Yosl Bergner, born in 1920 in Vienna, was the son of the Yiddish poet, Melech Ravitch. In 1937 he immigrated to Australia, where he studied painting at the National Gallery Art School, Melbourne during this time he painted images which were essentially autobiographical, views of a dark, bleak urban environments, inhabited by lonely and dispossessed people, works which inspired many young Melbourne artists during the 1940s. At the outbreak of WWII he served for four and a half years in the Australian Army, after this period he returned to the National Gallery Art School and continued his studies.
He left Australia in 1948 and after two years of traveling and exhibiting, he settled in Israel. He lived in Safed until moving to Tel Aviv in 1957 with his wife, the artist Audrey Bergner.
Bergner’s work included designing scenery and costumes for the Yiddish and Hebrew theatres and illustrating many books.
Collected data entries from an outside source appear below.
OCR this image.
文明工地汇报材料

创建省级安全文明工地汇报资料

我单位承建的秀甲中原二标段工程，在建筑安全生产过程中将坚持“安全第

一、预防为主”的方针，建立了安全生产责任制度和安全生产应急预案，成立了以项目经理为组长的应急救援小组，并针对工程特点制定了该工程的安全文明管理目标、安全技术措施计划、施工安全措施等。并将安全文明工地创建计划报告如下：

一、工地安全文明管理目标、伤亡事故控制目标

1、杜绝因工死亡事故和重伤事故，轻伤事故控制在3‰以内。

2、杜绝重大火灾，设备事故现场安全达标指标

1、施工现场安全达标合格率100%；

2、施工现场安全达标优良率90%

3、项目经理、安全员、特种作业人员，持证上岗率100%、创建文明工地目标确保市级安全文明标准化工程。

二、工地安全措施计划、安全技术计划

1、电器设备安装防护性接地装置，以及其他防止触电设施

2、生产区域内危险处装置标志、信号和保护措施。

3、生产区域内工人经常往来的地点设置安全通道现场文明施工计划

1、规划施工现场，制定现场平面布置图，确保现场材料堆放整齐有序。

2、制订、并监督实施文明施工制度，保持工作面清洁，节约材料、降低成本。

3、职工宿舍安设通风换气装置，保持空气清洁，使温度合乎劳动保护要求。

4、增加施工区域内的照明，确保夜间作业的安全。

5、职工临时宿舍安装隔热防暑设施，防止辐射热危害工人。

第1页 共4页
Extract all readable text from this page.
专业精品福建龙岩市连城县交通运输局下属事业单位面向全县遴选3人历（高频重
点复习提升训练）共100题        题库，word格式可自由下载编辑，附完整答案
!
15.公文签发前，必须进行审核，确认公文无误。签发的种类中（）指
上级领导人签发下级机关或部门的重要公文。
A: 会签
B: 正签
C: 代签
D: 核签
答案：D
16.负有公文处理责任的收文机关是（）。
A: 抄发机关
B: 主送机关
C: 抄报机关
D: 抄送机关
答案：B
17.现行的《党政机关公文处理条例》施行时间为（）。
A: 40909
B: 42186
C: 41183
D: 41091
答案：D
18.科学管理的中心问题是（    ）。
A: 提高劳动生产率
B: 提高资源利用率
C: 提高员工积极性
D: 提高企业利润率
The pinnacle of Bergner’s paintings are his allegorical works; he uses kitchen tools such as squashed pots, oil lamps, wrecks and cracked jugs and he anthropomorphises them. These old instruments symbolise distorted and poor world of wars, secrets and darkness.
He participated in numerous exhibitions in Melbourne, Paris, Tel-Aviv, New York, Montreal and in the Venice Biennale and the Sao Paulo Biennale.